Manipular o ser humano, individual e colectivamente, é bem mais fácil do que se possa supor. Mesmo aqueles que se esticam e gesticulam e que em bicos de pés e olhos em bico declaram em voz alta “a mim ninguém engana!”, vêm a revelar-se pequenos elementos estafados no grande jogo de encaixe de alguns interesses que precisam deles.
Vejam o século XXI, tão parecido com o período mais negro e desorientado da Idade Média, onde a religião aparece no vocabulário para servir de capa aos interesses dos manipuladores.
Quem tiver algum bom senso e procurar alguma resposta na cultura verá facilmente como assistimos a uma ficção bem montada.
Para comprar e vender petróleo e animar o mercado, em especial o mercado negro, armou-se militarmente um grupo internacional de arruaceiros, imbecis, uns, e pouco mais do que imbecis, os restantes, adornou-se o mesmo grupo com fardas novas e artilharia de topo, deu-se-lhes um vocabulário ao jeito de uma ideologia e motivação: vai lá e mata em nome desta religião – como se isso fosse possível. Mata-se por interesse – ou por acidente. Nunca por aquilo que nos dignifica.
É um tempo de barbárie, da falta de cultura, do delito comum e do crime organizado ao mais alto nível. Não é o tempo da religião, que essa serve para acrescentar o homem e não para o limitar.
O fenómeno religioso é fascinante. Essa forma inexplicável que o ser humano arranjou para explicar o inexplicável, dá-lhe, entre outros atributos do humano, uma elevação, uma dignidade ímpares. Ser mais do que matéria – ser o próprio espiritual. É por isso que as sangrentas manifestações ruinosas dos extremistas que dizem agir em nome da religião não passam de um equívoco. Areia do deserto deitada nos olhos das civilizações. E o que mostram ser a sua oração, é apenas o cumprimento de interesses muito grandes acima da sua compreensão.
Søren Kierkegaard escreveu um dia que a oração não muda Deus, mas muda aquele que ora. É uma afirmação que consagra um preenchimento surpreendente. O crente como ser mutante, mutável pela incursão do adquirido, isto é, construindo o seu espaço interior não tanto pelo entendimento daquilo que o possa transformar, mas pela diferenciação provocada pelo que recita e interioriza.
Porque orar é um rogo, um pedido e não uma aquisição. Mas um pedido convencionado e repetido, uma fórmula de auto estimulação, um caminhar em direcção à solidão e ao silêncio, para que o que há dentro de cada um se eleve ou pelo menos pacifique o que a insegurança lhe traz agitado.
Rezar é estar em si – com a conivência do divino, com a proximidade ao que nos transcende, ou simplesmente, na autoescopia do que nos entenda multi-sensorialmente, connosco e fora de nós, aprendendo-nos e apreendendo-nos.

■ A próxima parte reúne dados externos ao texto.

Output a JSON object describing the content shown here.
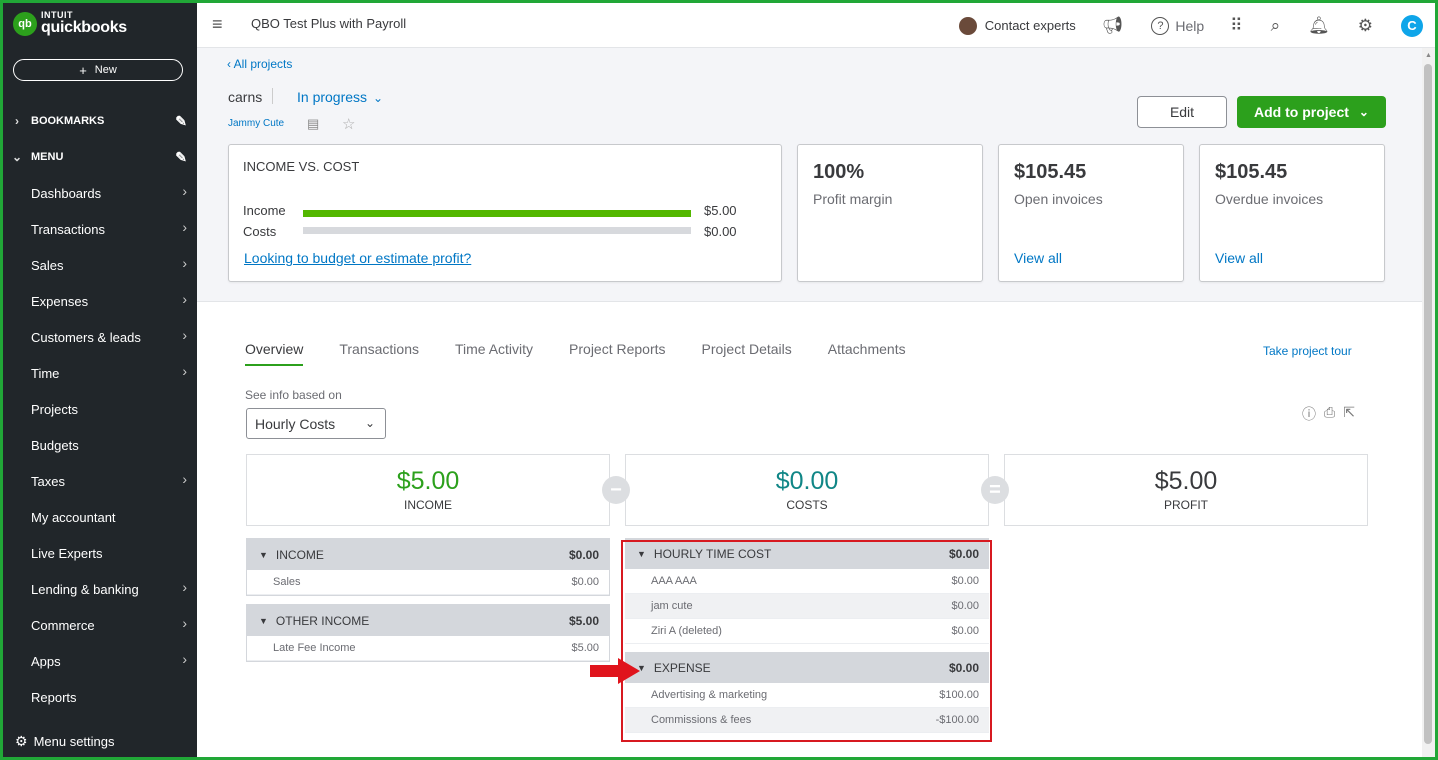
{
  "sidebar": {
    "logo_top": "INTUIT",
    "logo_bottom": "quickbooks",
    "logo_mark": "qb",
    "new_label": "New",
    "bookmarks_label": "BOOKMARKS",
    "menu_label": "MENU",
    "items": [
      {
        "label": "Dashboards",
        "has_arrow": true
      },
      {
        "label": "Transactions",
        "has_arrow": true
      },
      {
        "label": "Sales",
        "has_arrow": true
      },
      {
        "label": "Expenses",
        "has_arrow": true
      },
      {
        "label": "Customers & leads",
        "has_arrow": true
      },
      {
        "label": "Time",
        "has_arrow": true
      },
      {
        "label": "Projects",
        "has_arrow": false
      },
      {
        "label": "Budgets",
        "has_arrow": false
      },
      {
        "label": "Taxes",
        "has_arrow": true
      },
      {
        "label": "My accountant",
        "has_arrow": false
      },
      {
        "label": "Live Experts",
        "has_arrow": false
      },
      {
        "label": "Lending & banking",
        "has_arrow": true
      },
      {
        "label": "Commerce",
        "has_arrow": true
      },
      {
        "label": "Apps",
        "has_arrow": true
      },
      {
        "label": "Reports",
        "has_arrow": false
      }
    ],
    "menu_settings_label": "Menu settings"
  },
  "topbar": {
    "company": "QBO Test Plus with Payroll",
    "contact_label": "Contact experts",
    "help_label": "Help",
    "user_initial": "C"
  },
  "project": {
    "back_label": "All projects",
    "name": "carns",
    "status": "In progress",
    "customer": "Jammy Cute",
    "edit_label": "Edit",
    "add_label": "Add to project"
  },
  "income_vs_cost": {
    "title": "INCOME VS. COST",
    "income_label": "Income",
    "income_value": "$5.00",
    "income_fraction": 1.0,
    "costs_label": "Costs",
    "costs_value": "$0.00",
    "costs_fraction": 0.0,
    "link": "Looking to budget or estimate profit?"
  },
  "metrics": [
    {
      "value": "100%",
      "label": "Profit margin",
      "link": ""
    },
    {
      "value": "$105.45",
      "label": "Open invoices",
      "link": "View all"
    },
    {
      "value": "$105.45",
      "label": "Overdue invoices",
      "link": "View all"
    }
  ],
  "tabs": [
    "Overview",
    "Transactions",
    "Time Activity",
    "Project Reports",
    "Project Details",
    "Attachments"
  ],
  "tour_label": "Take project tour",
  "see_info_label": "See info based on",
  "basis_value": "Hourly Costs",
  "summary": {
    "income": {
      "amount": "$5.00",
      "label": "INCOME",
      "color": "#2ca01c"
    },
    "costs": {
      "amount": "$0.00",
      "label": "COSTS",
      "color": "#108686"
    },
    "profit": {
      "amount": "$5.00",
      "label": "PROFIT",
      "color": "#393a3d"
    },
    "minus": "−",
    "equals": "="
  },
  "income_sections": [
    {
      "name": "INCOME",
      "total": "$0.00",
      "rows": [
        {
          "name": "Sales",
          "amount": "$0.00"
        }
      ]
    },
    {
      "name": "OTHER INCOME",
      "total": "$5.00",
      "rows": [
        {
          "name": "Late Fee Income",
          "amount": "$5.00"
        }
      ]
    }
  ],
  "cost_sections": [
    {
      "name": "HOURLY TIME COST",
      "total": "$0.00",
      "rows": [
        {
          "name": "AAA AAA",
          "amount": "$0.00"
        },
        {
          "name": "jam cute",
          "amount": "$0.00"
        },
        {
          "name": "Ziri A (deleted)",
          "amount": "$0.00"
        }
      ]
    },
    {
      "name": "EXPENSE",
      "total": "$0.00",
      "rows": [
        {
          "name": "Advertising & marketing",
          "amount": "$100.00"
        },
        {
          "name": "Commissions & fees",
          "amount": "-$100.00"
        }
      ]
    }
  ],
  "colors": {
    "frame": "#21a737",
    "brand_green": "#2ca01c",
    "link_blue": "#0077c5",
    "highlight_red": "#d71920"
  }
}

O que há de sagaz em Kierkgaard – que nas contradições dos académicos tem sido classificado das mais variadas maneiras, como existencialista, neo-ortodoxo, pós-modernista, humanista e individualista – é que a vertente psicológica do que pensa e escreve explora as emoções e sentimentos dos indivíduos quando confrontados com as escolhas que a vida oferece. Isto é, o ser humano não é desenraizado do ser humano sentimental, o ser humano não é um número estatístico e operacional desligado dos afectos que produz e que o definem. Por mais materialista ou frio, o ser humano releva do que nele há de sentimento. E sentir é mais do que o estremecimento nervoso do que contactamos à pele.
Cada um de nós espelha em si mesmo todo o universo. Somos a poeira que ao todos não faz grande diferença, embora o todo seja o mosaico de todas as poeiras. É uma contradição. Somos nós.
A radiografia do homem do século XXI revela um interior magoado e as fracturas dos afectos. Só um novo projecto para o homem, restaurador de valores, inovador, de um novo humanismo, estabelecerá novos princípios.
Não se trata de uma perseguição aos deuses ou mesmo uma celebração dos mesmos, embora os fundamentalismos de todos nós sobressaiam e nos conduzam a essa errada suposição. Trata-se de orar pelo homem (ou uma coisa muito parecida), pedindo-lhe o ato público de uma nova moralidade, capaz de amar-se só e logo a seguir ser no Outro como um todo. É que estamos muito impreparados para ser.